The space shuttle does have rockets attached to it! It has three main engines (SSME). The large fuel tank contains the liquid oxygen and liquid hydrogen that is pumped through piping between the large tanks and Space Shuttle. The booster rockets (SRBs) provide the propulsion for the large tank. The SRBs then separate when the shuttle gets high enough to atmospheric drag reduces to the point that the tank can travel with the shuttle without being torn away.
Nuclear thermal propulsion alleviates the need for the chemical reaction between hydrogen and oxygen; the hydrogen is simply passed through the reactor core and thermal energy is conducted from the reactor fuel elements into the hydrogen. Even with only hydrogen, a Space Shuttle would still require a tank (vessel) to hold the hydrogen, whether external or internal.
The space shuttle is design to return to earth much like an aircraft, and thus serves in low earth orbit.
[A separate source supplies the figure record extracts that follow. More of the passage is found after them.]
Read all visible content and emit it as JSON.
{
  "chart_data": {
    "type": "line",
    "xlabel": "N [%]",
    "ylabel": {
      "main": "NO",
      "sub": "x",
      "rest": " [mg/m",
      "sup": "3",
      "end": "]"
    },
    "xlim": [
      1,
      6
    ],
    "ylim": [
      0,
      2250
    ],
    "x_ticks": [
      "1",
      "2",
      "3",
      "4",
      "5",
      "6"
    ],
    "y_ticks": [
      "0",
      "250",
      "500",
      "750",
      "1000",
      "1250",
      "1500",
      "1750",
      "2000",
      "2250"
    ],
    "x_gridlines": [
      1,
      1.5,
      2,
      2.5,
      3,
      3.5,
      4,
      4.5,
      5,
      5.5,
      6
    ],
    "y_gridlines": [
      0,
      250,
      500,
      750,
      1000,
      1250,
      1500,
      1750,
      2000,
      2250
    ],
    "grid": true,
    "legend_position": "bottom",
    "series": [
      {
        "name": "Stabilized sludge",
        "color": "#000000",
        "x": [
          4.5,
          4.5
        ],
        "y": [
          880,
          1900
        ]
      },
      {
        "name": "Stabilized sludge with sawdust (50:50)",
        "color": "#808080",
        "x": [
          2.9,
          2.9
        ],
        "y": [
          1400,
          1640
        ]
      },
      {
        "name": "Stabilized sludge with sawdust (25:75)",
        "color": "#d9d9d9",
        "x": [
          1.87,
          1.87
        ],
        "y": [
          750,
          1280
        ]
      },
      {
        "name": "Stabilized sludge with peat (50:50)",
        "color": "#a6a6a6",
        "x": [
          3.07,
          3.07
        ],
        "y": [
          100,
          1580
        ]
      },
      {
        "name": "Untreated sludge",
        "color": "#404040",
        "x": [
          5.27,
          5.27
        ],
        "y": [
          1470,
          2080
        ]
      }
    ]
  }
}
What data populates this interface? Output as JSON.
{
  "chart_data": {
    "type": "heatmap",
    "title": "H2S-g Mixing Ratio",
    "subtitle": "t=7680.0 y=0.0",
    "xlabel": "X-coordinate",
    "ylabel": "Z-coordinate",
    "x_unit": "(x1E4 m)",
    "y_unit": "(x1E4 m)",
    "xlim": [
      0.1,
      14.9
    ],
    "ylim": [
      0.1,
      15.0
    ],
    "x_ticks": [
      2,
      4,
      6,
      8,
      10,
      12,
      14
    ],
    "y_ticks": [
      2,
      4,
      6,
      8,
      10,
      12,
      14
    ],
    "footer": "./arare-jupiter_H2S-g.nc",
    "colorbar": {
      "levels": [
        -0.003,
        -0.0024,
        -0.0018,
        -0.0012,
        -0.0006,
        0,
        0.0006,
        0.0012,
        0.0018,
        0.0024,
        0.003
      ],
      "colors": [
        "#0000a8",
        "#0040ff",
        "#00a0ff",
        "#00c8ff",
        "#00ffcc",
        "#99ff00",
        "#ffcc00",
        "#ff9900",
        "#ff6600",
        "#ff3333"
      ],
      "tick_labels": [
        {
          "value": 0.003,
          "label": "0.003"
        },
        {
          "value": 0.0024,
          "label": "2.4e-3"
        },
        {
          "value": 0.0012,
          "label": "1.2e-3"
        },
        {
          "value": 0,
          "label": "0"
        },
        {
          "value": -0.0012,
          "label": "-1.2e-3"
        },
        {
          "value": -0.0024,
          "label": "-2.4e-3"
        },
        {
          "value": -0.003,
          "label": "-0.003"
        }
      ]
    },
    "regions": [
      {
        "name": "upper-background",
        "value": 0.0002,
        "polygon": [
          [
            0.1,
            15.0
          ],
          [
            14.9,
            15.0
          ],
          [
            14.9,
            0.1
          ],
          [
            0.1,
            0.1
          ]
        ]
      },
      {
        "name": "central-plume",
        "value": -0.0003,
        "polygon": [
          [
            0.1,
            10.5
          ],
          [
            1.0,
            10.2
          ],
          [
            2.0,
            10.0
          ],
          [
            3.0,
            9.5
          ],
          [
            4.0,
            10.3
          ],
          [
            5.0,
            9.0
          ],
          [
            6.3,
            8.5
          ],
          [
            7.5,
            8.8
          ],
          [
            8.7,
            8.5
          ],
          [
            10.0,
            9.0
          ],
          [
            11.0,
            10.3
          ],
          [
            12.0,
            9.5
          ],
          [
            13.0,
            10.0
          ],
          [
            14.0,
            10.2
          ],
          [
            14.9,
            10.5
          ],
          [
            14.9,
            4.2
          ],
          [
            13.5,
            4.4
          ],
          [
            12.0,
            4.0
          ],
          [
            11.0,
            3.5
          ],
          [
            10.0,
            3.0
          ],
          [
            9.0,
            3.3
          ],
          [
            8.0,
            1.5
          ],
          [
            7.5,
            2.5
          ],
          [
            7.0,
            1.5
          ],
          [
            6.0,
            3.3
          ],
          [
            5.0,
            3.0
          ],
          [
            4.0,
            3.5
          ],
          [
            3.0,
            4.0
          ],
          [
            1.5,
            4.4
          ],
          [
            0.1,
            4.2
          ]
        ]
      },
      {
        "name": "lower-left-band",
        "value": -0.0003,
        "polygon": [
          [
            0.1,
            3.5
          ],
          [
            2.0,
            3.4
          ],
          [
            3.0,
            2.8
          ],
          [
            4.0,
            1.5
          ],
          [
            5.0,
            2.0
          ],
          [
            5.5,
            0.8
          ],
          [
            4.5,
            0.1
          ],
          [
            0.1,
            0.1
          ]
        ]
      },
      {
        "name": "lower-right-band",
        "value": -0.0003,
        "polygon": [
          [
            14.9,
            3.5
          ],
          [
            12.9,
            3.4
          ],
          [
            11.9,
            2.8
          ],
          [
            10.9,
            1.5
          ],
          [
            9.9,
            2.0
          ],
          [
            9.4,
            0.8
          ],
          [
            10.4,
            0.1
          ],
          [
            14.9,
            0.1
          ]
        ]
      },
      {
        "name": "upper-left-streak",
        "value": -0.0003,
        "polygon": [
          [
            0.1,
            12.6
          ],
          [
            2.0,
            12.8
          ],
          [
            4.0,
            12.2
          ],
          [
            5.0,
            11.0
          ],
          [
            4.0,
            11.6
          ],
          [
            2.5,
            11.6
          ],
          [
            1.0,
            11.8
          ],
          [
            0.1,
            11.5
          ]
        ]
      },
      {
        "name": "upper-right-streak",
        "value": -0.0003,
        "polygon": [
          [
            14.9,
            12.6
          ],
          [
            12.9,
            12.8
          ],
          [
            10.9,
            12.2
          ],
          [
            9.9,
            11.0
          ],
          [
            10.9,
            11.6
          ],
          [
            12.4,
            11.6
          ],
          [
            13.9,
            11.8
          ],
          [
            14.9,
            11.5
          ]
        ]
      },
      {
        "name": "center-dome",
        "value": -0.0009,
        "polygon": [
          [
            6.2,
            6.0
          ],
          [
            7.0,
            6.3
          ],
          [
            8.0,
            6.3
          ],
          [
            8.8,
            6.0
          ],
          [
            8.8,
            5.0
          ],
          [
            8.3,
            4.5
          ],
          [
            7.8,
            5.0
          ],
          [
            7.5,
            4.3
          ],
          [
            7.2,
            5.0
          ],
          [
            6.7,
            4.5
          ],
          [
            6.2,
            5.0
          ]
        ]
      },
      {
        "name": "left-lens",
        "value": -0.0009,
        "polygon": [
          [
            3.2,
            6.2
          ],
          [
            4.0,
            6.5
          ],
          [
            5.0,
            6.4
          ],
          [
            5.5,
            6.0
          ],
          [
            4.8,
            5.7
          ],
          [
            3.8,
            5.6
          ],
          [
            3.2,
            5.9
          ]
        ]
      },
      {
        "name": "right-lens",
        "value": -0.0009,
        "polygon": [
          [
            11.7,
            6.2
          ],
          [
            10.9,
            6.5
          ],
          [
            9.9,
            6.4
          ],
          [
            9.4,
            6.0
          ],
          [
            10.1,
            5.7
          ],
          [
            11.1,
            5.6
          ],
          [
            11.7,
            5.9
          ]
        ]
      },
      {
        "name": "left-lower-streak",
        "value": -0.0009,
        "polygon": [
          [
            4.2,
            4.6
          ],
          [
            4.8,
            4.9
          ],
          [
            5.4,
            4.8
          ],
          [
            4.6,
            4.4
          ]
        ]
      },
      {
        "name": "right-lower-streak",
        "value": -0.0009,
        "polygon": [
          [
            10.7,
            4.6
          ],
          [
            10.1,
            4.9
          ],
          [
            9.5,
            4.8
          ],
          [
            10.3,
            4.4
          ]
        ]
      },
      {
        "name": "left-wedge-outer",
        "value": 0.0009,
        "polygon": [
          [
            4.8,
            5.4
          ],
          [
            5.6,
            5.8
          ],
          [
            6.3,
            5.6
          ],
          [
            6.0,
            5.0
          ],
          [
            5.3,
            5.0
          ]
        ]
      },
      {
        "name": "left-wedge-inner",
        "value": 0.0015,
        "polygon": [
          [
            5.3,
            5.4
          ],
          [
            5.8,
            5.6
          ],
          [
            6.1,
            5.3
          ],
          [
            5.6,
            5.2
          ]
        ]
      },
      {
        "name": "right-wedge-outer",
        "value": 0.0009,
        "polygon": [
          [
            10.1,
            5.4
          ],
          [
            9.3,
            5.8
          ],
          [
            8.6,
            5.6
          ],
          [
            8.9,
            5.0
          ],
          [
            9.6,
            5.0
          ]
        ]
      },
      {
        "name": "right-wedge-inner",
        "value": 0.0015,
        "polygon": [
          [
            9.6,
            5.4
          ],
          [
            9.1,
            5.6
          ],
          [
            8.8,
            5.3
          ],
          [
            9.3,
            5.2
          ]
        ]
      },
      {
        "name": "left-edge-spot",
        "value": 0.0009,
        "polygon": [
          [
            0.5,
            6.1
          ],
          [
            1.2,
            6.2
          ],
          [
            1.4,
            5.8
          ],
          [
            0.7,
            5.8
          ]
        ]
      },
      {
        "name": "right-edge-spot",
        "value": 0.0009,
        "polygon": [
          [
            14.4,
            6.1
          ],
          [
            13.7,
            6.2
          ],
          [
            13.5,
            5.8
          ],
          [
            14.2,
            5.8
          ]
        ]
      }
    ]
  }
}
For venturing further out from LEO, one would require a different configuration, much like Apollo system or the successor, Artemis.
https://www.nasa.gov/humans-in-space/artemis/
https://en.wikipedia.org/wiki/Artemis_program
So far, only ground tests of NTR systems have been tested (NERVA). There have been no in situ deployments of NTRs, so it is not clear how effective such a system would be. Theoretically, the specific impulse of a nuclear thermal system is about twice that of a hydrogen-oxygen chemical propulsion.